Le
métropolite Paul (Boulos) Bandali, s'est endormi dans le Seigneur le 3 juin 2008,
jour coïncidant avec le congé de la fête de Pâques 2008. Le
corps du métropolite défunt a été exposé aux fidèles les 4 et 5 juin dans la
cathédrale métropolitaine dans la ville Cheikhtaba du Akkar, Liban Nord. Les
funérailles ont eu lieu hier à 16h et furent présidées par le patriarche Ignace
IV, primat de l'Eglise orthodoxe d'Antioche entouré de plusieurs métropolites
membres du Saint Synode ainsi que de plusieurs évêques, prêtres et diacres et
fidèles du patriarcat et du diocèse.
Sur
la photographie : une réunion du Saint-Synode du Patriarcat d’Antioche en
2005, Mgr Paul est tout à droite au premier rang.
Hommage
de Carol Saba :
L'Eglise
orthodoxe d'Antioche perd une de ses plus grandes figures épiscopales et
spirituelles. L'expression revient souvent dans la bouche des personnes qui
l'aiment et l'apprécient, qu'il s'agit là d'un saint homme. "Si nous avons
perdu un saint homme sur terre, nous avons gagné un saint homme au ciel" me
disait aujourd'hui (le 4 juin, ndr) père Tony Elsoury.
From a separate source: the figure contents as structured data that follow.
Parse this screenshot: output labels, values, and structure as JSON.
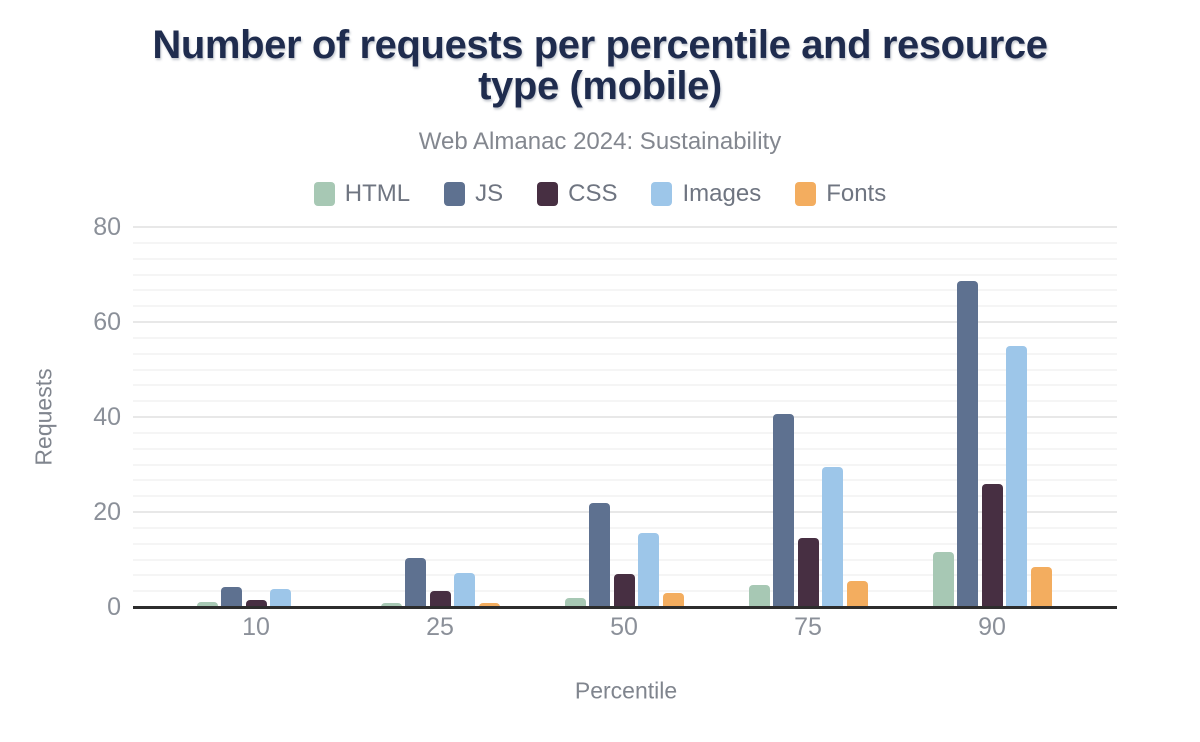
{
  "figure": {
    "title_line1": "Number of requests per percentile and resource",
    "title_line2": "type (mobile)",
    "subtitle": "Web Almanac 2024: Sustainability"
  },
  "chart_data": {
    "type": "bar",
    "title": "Number of requests per percentile and resource type (mobile)",
    "subtitle": "Web Almanac 2024: Sustainability",
    "xlabel": "Percentile",
    "ylabel": "Requests",
    "categories": [
      "10",
      "25",
      "50",
      "75",
      "90"
    ],
    "series": [
      {
        "name": "HTML",
        "color": "#a7c8b4",
        "values": [
          1,
          0.9,
          1.8,
          4.6,
          11.6
        ]
      },
      {
        "name": "JS",
        "color": "#5e7190",
        "values": [
          4.2,
          10.3,
          21.8,
          40.6,
          68.6
        ]
      },
      {
        "name": "CSS",
        "color": "#472f42",
        "values": [
          1.4,
          3.4,
          7,
          14.6,
          26
        ]
      },
      {
        "name": "Images",
        "color": "#9dc6e9",
        "values": [
          3.8,
          7.1,
          15.5,
          29.4,
          55
        ]
      },
      {
        "name": "Fonts",
        "color": "#f3ad5f",
        "values": [
          0,
          0.9,
          3,
          5.4,
          8.4
        ]
      }
    ],
    "y_ticks": [
      0,
      20,
      40,
      60,
      80
    ],
    "ylim": [
      0,
      80
    ],
    "grid": "horizontal, minor lines every 3.33 units, major every 20",
    "legend_position": "top"
  },
  "colors": {
    "background": "#ffffff",
    "title": "#1f2c4e",
    "subtitle": "#83878f",
    "legend_label": "#6f7581",
    "tick_label": "#8b9099",
    "axis_title": "#80858e",
    "axis_line": "#2d2d2d",
    "gridline_minor": "#f5f5f5",
    "gridline_major": "#e8e8e8"
  }
}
Le métropolite Paul était
reconnu pour sa grande bonté, sa grande docilité et son humilité extrême et
sans limite. De l'avis unanime de tous sont qui l'ont connu, ce fut un homme
capable d'amour sans limite et qui n'a pas besoin de discourir sur l'amour du
prochain puisqu'il le vivait dans la force de la simplicité du témoignage chrétien.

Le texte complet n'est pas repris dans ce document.